Black Hole Mass vs Stellar
Mass scaling relation
It is well established that most galaxies host at their nuclear regions supermassive black holes that grow over time by devouring matter from their immediate environment. During such “active” phases large amounts of energy are generated thereby making the central regions of galaxies shine bright – a characteristic property of the astrophysical objects called Active Galactic Nuclei (in short AGN). The energy generated as supermassive black holes grow, can also affect their host galaxies by e.g. heating or pushing away their gaseous material and therefore impacting their evolutionary path. Understanding the interplay between black holes and galaxies remains a central theme in current astrophysical research.
One important observational relation that provides valuable information on how black holes and their galaxies affect each other is the one that connects the mass of the black hole and the mass of the stars in the host galaxy. Different observational experiments have been devised over the years to constrain this correlation and to understand how tight it is or whether it changes when the Universe was younger.
X-ray Excess variance as a function of AGN luminosity
X-ray Excess variance of AGN at X-rays as a function of their mean X-ray luminosity measured in the 0.5-7keV energy band. The Excess Variance is a measure of how much the X-ray light emitted by AGN flickers with time. Higher values correspond to larger fluctuations around the mean brightness. The X-ray luminosity measures how much radiation the AGN produces, i.e. how powerful it is. The data points are measurements of the X-ray variability (taken from Paolillo et al. 2017). The pink shaded region is our model fit to these observations.
Black Hole Mass versus Stellar Mass scaling relation
Black Hole Mass (y-axis) vs Stellar Mass (x-axis) scaling relation. The pink shaded region is the correlation inferred by fitting the model to the variability observations on the left panel. The lines show independent constraints of this correlation. A detailed discussion can be found in Georgakakis et al. (2021).
In our work published in Georgakakis et al. (2021) we propose a new independent method for measuring the Black-Hole vs Stellar Mass correlation by exploiting the fact that the light emitted by AGN varies with time, i.e. it flickers. It is known that this flickering depends on both the mass of the black hole but also on the rate at which matter falls onto it. More massive black holes, for example, show smaller variations of their brightness with time. This opens the potential to measure black hole masses for individual AGN by analysing the variations of their brightness as a function of time.
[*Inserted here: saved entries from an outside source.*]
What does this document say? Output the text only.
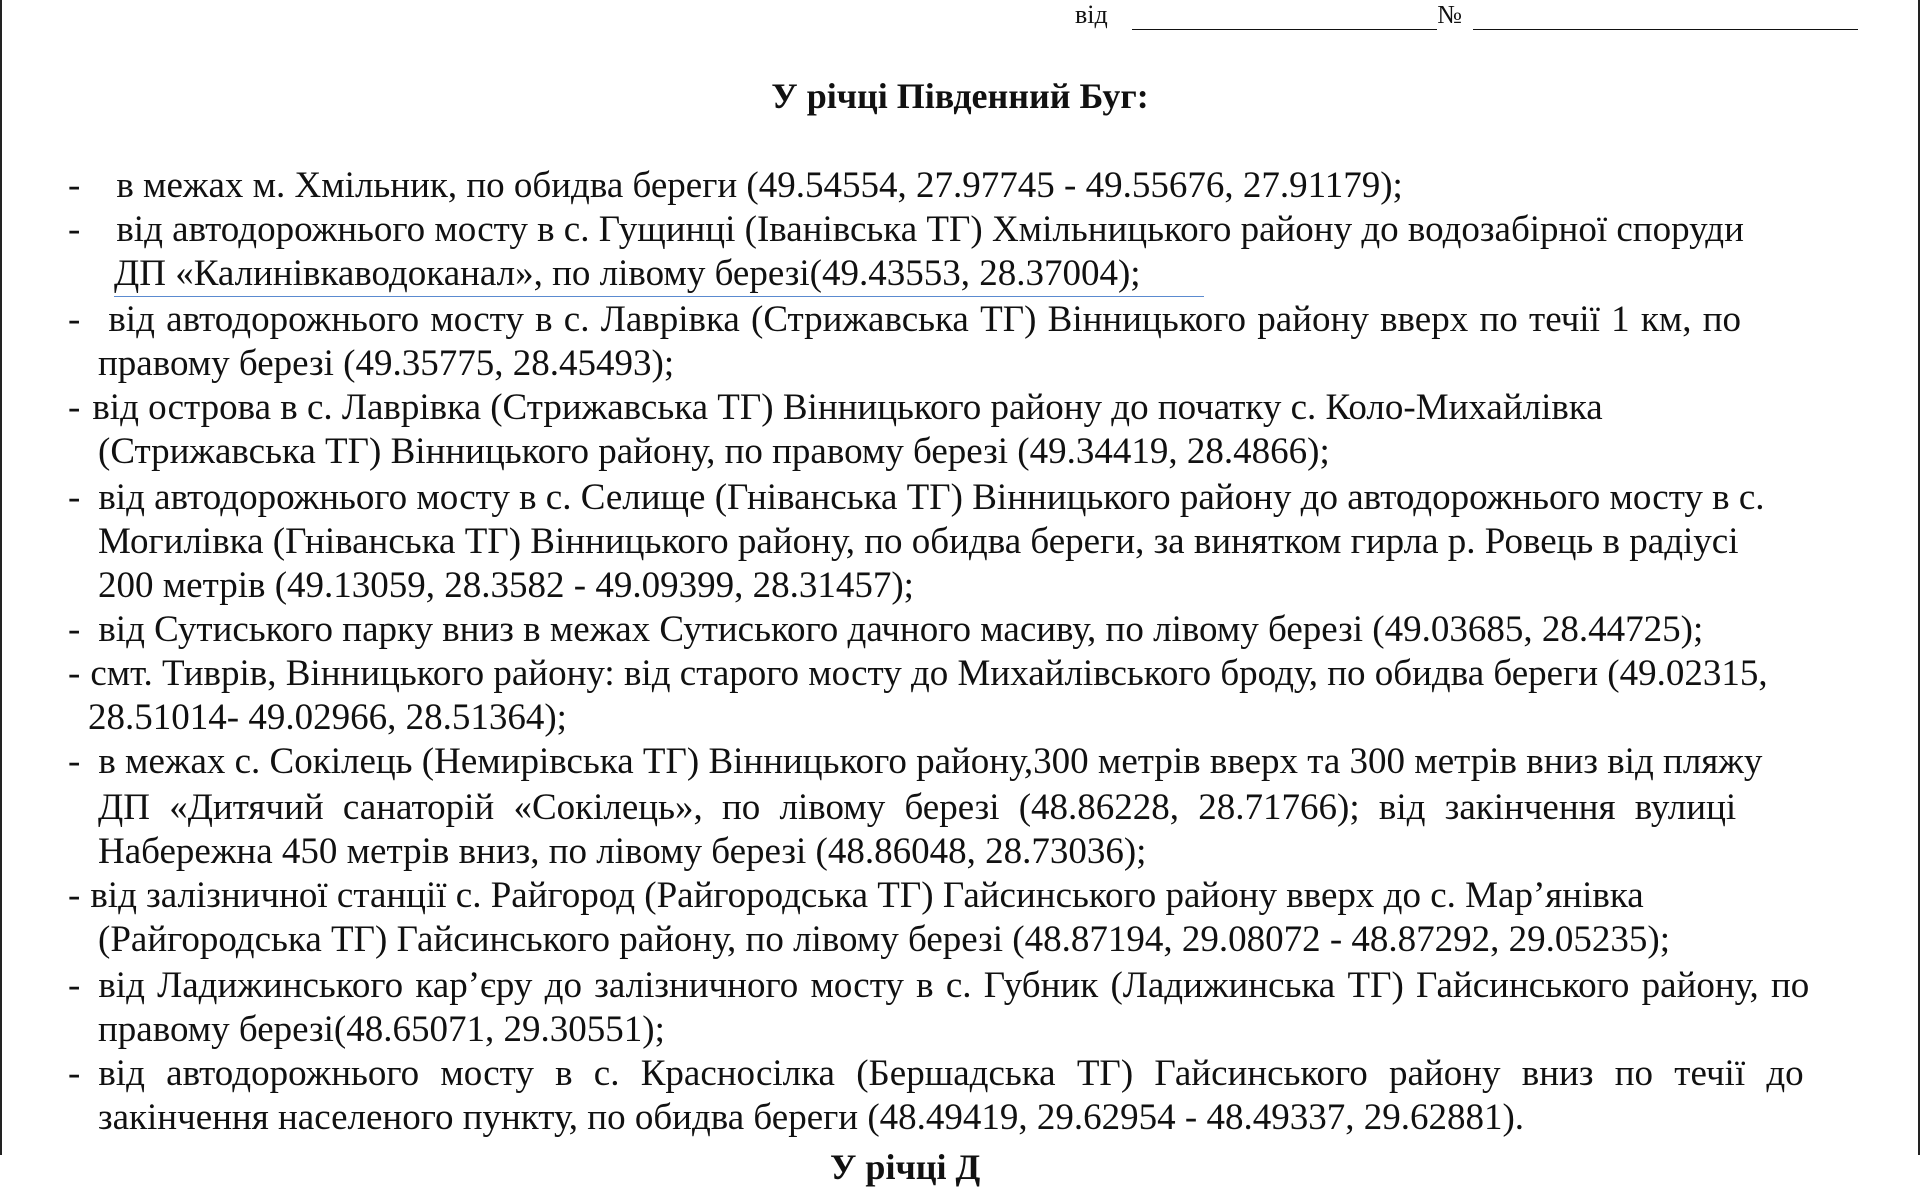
від	№
У річці Південний Буг:
- в межах м. Хмільник, по обидва береги (49.54554, 27.97745 - 49.55676, 27.91179);
- від автодорожнього мосту в с. Гущинці (Іванівська ТГ) Хмільницького району до водозабірної споруди
ДП «Калинівкаводоканал», по лівому березі(49.43553, 28.37004);
- від автодорожнього мосту в с. Лаврівка (Стрижавська ТГ) Вінницького району вверх по течії 1 км, по
правому березі (49.35775, 28.45493);
- від острова в с. Лаврівка (Стрижавська ТГ) Вінницького району до початку с. Коло-Михайлівка
(Стрижавська ТГ) Вінницького району, по правому березі (49.34419, 28.4866);
- від автодорожнього мосту в с. Селище (Гніванська ТГ) Вінницького району до автодорожнього мосту в с.
Могилівка (Гніванська ТГ) Вінницького району, по обидва береги, за винятком гирла р. Ровець в радіусі
200 метрів (49.13059, 28.3582 - 49.09399, 28.31457);
- від Сутиського парку вниз в межах Сутиського дачного масиву, по лівому березі (49.03685, 28.44725);
- смт. Тиврів, Вінницького району: від старого мосту до Михайлівського броду, по обидва береги (49.02315,
28.51014- 49.02966, 28.51364);
- в межах с. Сокілець (Немирівська ТГ) Вінницького району,300 метрів вверх та 300 метрів вниз від пляжу
ДП «Дитячий санаторій «Сокілець», по лівому березі (48.86228, 28.71766); від закінчення вулиці
Набережна 450 метрів вниз, по лівому березі (48.86048, 28.73036);
- від залізничної станції с. Райгород (Райгородська ТГ) Гайсинського району вверх до с. Мар’янівка
(Райгородська ТГ) Гайсинського району, по лівому березі (48.87194, 29.08072 - 48.87292, 29.05235);
- від Ладижинського кар’єру до залізничного мосту в с. Губник (Ладижинська ТГ) Гайсинського району, по
правому березі(48.65071, 29.30551);
- від автодорожнього мосту в с. Красносілка (Бершадська ТГ) Гайсинського району вниз по течії до
закінчення населеного пункту, по обидва береги (48.49419, 29.62954 - 48.49337, 29.62881).
У річці Д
In our work we extend this argument from individual objects to AGN populations: by modeling the observed variability properties of large AGN samples, it is possible to constrain the Black-Hole vs Stellar Mass correlation of the population.
Our study presents the modeling methodology that enables the interpretation of the variability at X-ray wavelengths of large populations of AGN. One of the inputs of the model is the Black Hole Mass vs Stellar Mass scaling relation. Fitting the model to observational data therefore provides a handle on this relation.
The application of this approach is demonstrated in the left panel of the figure. It shows observational measurements of how much the X-ray light of AGN flickers as a function of their (mean) luminosity. The plot shows that more luminous AGN, i.e. those that produce more radiation at X-rays, tend to flicker less, i.e. show lower brightness fluctuations at X-ray wavelengths. The shaded region in that figure is the model fit to the observations. The right panel shows the predictions of the model for the Black Hole Mass vs Stellar Mass relation based on the X-ray variability measurements shown in the left panel.